Pratt & Whitney engine flaw will ground 350 planes per year through 2026. RTX Corp.’s plan to address the latest flaw in its marquee commercial jet engine will ground hundreds of Airbus SE A320neo aircraft over the next three years, a fresh source of disruption to global airlines’ post-pandemic recovery.

Shop visits for accelerated inspections and repairs to key components in Pratt & Whitney’s geared turbofan engine made from tainted metal powder will take up to 300 days each to complete and result in an average of 350 aircraft being parked per year through 2026, peaking at about 650 planes in early 2024, RTX executives said Monday on a call with analysts.

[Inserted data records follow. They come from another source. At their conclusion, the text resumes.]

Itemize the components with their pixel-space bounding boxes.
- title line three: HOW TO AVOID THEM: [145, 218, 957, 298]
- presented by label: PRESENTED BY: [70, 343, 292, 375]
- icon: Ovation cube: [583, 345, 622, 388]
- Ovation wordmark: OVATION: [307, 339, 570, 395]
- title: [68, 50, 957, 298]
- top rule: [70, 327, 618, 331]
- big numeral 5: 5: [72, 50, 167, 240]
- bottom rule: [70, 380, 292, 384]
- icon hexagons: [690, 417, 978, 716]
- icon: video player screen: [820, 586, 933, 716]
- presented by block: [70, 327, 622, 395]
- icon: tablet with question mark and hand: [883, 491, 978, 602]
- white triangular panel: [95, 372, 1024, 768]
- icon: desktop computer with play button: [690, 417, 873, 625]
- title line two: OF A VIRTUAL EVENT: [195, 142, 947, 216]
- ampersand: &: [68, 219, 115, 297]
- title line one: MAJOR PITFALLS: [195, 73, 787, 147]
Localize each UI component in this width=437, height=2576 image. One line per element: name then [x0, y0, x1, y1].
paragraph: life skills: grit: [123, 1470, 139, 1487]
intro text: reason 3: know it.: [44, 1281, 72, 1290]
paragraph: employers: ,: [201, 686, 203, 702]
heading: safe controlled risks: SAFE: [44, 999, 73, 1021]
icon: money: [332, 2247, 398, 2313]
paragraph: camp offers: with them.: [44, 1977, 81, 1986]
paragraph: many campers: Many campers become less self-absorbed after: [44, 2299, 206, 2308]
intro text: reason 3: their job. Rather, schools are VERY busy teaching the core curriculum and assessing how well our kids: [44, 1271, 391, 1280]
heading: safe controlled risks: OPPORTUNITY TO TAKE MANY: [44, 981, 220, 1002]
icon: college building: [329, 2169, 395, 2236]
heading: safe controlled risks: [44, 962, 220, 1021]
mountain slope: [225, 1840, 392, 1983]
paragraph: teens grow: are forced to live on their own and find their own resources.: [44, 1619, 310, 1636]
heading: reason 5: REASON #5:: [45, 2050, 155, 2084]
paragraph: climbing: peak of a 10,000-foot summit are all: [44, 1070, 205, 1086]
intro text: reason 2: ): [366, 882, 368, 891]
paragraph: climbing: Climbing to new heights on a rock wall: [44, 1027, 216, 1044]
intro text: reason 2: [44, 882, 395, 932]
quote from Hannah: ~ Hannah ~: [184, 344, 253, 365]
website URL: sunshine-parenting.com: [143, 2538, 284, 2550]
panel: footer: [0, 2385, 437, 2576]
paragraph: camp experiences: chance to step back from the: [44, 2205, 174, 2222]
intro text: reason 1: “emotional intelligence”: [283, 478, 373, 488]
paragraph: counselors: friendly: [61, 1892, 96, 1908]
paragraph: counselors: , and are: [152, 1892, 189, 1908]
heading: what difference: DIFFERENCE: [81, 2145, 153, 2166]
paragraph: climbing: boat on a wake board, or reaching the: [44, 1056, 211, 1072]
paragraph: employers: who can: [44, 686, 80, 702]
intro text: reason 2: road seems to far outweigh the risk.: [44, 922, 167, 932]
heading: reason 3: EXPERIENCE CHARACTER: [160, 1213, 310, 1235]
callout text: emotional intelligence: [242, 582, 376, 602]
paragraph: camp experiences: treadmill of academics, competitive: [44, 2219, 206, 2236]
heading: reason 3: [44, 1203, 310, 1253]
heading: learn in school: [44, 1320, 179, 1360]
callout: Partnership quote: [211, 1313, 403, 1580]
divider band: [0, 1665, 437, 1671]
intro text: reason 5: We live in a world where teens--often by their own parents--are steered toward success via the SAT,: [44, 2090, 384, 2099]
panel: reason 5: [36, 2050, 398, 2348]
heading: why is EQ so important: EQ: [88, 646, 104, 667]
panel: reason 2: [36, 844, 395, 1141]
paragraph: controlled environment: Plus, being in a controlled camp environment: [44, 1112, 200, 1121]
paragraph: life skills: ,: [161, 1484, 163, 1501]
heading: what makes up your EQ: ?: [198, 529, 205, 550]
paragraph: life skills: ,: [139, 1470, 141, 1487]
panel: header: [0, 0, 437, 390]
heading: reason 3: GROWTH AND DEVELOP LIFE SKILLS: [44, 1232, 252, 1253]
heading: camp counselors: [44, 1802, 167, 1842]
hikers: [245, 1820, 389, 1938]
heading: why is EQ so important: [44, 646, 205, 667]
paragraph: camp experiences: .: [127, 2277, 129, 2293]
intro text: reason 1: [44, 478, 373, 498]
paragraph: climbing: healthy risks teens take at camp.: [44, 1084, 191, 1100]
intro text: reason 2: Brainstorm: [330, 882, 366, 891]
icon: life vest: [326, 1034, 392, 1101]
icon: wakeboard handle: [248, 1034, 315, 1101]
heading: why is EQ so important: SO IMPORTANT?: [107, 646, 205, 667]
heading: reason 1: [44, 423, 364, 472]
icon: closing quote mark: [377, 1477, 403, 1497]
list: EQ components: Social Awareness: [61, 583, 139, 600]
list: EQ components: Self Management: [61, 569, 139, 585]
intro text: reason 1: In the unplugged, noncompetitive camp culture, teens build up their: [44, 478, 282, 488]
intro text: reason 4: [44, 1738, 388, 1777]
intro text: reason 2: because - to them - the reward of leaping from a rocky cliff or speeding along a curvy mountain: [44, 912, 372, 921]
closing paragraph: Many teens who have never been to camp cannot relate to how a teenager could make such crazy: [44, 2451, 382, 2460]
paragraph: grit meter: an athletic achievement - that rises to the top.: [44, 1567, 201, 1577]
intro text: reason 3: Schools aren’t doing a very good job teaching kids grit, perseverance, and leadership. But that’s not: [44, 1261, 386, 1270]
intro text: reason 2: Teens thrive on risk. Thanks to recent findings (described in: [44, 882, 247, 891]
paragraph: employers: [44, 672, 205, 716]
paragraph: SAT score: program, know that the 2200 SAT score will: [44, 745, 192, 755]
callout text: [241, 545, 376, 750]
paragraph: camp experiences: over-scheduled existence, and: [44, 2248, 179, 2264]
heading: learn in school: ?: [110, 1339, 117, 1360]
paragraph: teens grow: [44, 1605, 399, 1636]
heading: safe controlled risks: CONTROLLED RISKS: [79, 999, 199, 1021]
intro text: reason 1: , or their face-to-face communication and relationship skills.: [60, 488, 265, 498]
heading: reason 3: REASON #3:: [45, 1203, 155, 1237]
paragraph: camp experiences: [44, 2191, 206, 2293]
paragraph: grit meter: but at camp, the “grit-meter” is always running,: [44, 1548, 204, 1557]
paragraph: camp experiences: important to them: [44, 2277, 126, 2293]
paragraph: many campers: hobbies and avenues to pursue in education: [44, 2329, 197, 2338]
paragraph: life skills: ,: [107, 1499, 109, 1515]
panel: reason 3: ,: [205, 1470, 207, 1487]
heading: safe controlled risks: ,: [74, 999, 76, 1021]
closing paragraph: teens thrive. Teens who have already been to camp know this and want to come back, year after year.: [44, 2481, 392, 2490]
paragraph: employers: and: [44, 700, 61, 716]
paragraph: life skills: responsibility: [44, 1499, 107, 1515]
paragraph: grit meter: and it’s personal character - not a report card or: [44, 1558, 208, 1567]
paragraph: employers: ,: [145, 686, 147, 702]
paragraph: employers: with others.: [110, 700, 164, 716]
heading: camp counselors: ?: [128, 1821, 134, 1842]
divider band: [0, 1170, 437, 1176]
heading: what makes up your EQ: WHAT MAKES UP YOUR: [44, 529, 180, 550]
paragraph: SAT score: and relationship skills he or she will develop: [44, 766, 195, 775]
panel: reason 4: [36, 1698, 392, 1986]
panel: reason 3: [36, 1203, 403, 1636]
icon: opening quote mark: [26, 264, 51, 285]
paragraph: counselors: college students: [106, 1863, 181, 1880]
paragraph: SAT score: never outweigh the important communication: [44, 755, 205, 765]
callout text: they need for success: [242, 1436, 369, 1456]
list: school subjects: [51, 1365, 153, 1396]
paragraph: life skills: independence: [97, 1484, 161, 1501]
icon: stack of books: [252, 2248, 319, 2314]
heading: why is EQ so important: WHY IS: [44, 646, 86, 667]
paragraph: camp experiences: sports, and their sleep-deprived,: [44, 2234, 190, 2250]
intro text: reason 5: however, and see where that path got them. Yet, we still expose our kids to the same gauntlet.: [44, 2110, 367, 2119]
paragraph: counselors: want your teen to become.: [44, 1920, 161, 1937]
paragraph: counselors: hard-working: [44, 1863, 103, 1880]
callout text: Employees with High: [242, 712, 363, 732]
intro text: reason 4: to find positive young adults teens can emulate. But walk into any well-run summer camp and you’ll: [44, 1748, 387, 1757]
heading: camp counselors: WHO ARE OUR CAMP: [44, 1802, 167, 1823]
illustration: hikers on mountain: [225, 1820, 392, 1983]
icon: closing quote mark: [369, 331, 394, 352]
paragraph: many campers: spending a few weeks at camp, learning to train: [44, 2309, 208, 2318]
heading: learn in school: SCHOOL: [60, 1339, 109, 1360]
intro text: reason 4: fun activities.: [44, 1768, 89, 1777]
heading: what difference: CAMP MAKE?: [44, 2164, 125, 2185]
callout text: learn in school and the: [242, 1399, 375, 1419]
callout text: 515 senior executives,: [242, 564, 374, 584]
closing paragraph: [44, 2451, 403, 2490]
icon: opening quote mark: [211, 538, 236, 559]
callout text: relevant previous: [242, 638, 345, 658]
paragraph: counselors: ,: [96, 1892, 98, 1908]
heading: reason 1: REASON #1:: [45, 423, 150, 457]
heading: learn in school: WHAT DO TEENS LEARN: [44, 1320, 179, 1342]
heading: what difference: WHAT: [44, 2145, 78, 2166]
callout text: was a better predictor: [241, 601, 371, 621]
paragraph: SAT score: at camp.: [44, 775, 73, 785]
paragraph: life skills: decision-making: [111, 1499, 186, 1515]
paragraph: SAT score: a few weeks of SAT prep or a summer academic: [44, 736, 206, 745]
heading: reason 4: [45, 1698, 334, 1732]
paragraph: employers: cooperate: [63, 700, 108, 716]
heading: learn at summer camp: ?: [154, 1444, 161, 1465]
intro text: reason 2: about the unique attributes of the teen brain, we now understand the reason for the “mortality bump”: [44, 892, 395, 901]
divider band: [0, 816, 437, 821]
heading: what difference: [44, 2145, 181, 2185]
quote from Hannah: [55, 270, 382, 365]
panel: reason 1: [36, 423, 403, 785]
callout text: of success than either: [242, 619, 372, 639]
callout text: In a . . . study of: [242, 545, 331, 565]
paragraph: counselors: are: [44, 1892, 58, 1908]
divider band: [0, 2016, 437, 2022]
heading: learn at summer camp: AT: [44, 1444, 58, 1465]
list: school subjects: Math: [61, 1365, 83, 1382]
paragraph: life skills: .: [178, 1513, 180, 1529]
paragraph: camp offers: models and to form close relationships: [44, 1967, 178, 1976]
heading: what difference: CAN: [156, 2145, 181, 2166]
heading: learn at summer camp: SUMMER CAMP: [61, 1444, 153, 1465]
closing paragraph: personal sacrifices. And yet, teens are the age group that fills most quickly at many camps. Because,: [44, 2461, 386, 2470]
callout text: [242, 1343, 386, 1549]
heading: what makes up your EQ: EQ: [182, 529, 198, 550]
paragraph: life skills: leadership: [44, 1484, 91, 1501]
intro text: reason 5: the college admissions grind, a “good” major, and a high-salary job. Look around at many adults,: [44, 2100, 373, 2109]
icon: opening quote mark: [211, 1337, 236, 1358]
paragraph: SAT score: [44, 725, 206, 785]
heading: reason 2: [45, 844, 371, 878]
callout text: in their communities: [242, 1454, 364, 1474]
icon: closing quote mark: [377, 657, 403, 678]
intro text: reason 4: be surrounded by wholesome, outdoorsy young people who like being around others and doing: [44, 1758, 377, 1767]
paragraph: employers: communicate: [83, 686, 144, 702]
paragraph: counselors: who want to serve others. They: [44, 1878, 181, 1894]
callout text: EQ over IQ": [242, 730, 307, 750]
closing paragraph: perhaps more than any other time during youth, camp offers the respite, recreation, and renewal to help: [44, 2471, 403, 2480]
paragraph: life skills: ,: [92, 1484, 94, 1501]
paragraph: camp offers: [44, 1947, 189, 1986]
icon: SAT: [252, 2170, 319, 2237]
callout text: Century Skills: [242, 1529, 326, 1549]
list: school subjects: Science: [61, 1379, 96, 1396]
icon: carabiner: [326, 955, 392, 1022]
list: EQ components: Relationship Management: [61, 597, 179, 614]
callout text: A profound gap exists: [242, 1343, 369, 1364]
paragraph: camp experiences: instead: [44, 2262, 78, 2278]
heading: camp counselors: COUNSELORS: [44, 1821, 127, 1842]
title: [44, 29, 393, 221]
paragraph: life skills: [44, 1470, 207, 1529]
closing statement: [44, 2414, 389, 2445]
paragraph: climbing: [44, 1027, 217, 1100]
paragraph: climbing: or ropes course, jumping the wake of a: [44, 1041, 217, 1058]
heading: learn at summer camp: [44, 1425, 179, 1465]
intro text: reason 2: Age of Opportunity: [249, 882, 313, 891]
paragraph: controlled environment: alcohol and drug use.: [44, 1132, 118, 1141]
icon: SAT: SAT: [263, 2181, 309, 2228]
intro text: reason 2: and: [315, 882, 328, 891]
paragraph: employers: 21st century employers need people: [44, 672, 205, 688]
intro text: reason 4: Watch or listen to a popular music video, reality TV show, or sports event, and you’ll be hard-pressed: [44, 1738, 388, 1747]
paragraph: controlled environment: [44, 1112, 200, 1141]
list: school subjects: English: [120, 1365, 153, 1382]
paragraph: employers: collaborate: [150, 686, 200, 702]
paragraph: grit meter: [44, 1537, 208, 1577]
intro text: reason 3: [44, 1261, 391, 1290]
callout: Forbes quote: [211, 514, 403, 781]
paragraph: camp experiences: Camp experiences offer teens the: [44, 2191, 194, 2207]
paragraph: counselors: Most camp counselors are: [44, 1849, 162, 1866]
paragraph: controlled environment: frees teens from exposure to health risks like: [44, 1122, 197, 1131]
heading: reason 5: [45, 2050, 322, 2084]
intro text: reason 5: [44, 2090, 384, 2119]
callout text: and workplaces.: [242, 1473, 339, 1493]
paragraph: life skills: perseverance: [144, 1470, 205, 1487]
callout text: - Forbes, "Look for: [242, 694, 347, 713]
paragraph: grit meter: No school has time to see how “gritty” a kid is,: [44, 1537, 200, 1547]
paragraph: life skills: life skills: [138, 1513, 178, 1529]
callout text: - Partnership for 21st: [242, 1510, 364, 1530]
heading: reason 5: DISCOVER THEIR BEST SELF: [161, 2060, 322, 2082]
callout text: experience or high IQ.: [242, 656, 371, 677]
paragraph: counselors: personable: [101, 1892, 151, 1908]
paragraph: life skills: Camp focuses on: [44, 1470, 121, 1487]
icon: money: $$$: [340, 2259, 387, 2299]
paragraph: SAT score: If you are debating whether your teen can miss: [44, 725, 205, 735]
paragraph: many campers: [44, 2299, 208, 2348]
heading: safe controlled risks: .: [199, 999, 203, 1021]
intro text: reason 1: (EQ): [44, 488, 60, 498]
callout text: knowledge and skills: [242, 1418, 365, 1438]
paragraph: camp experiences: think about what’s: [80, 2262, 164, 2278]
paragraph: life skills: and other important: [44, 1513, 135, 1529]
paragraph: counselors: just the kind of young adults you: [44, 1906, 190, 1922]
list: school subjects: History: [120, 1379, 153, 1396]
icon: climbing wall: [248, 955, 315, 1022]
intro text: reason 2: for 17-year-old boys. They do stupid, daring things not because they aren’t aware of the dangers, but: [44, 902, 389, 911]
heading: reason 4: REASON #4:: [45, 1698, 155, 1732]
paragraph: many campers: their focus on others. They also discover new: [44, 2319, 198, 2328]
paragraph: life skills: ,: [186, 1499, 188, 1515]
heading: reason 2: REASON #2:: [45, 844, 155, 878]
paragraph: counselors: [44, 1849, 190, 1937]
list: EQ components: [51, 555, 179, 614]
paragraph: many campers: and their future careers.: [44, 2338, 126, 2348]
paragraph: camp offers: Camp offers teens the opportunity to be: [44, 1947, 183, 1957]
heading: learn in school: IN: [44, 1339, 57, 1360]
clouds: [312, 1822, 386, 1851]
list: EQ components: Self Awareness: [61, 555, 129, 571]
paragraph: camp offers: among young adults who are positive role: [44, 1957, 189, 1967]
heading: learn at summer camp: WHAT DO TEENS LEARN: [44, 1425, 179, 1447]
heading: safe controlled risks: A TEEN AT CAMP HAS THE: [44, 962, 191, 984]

The fallout highlights the sweeping impact to the global fleet from the latest problem with Pratt’s geared turbofan engine, one of two power plants offered on the top-selling Airbus A320neo family of aircraft. That may complicate efforts by airlines to increase capacity and flight service to meet steady post-Covid lockdown demand for travel.

RTX cut its full-year sales outlook and will take a roughly $3 billion charge in the third quarter tied to the plan to address the flawed parts, which will involve compensating airlines for the disruption to their operations.

Pratt & Whitney, a unit of aerospace giant RTX, said in July that 1,200 GTF engines must be removed and inspected over the next 12 months. That came after the company discovered contamination in the powdered metal used to manufacture high-pressure turbine discs could shorten their life span.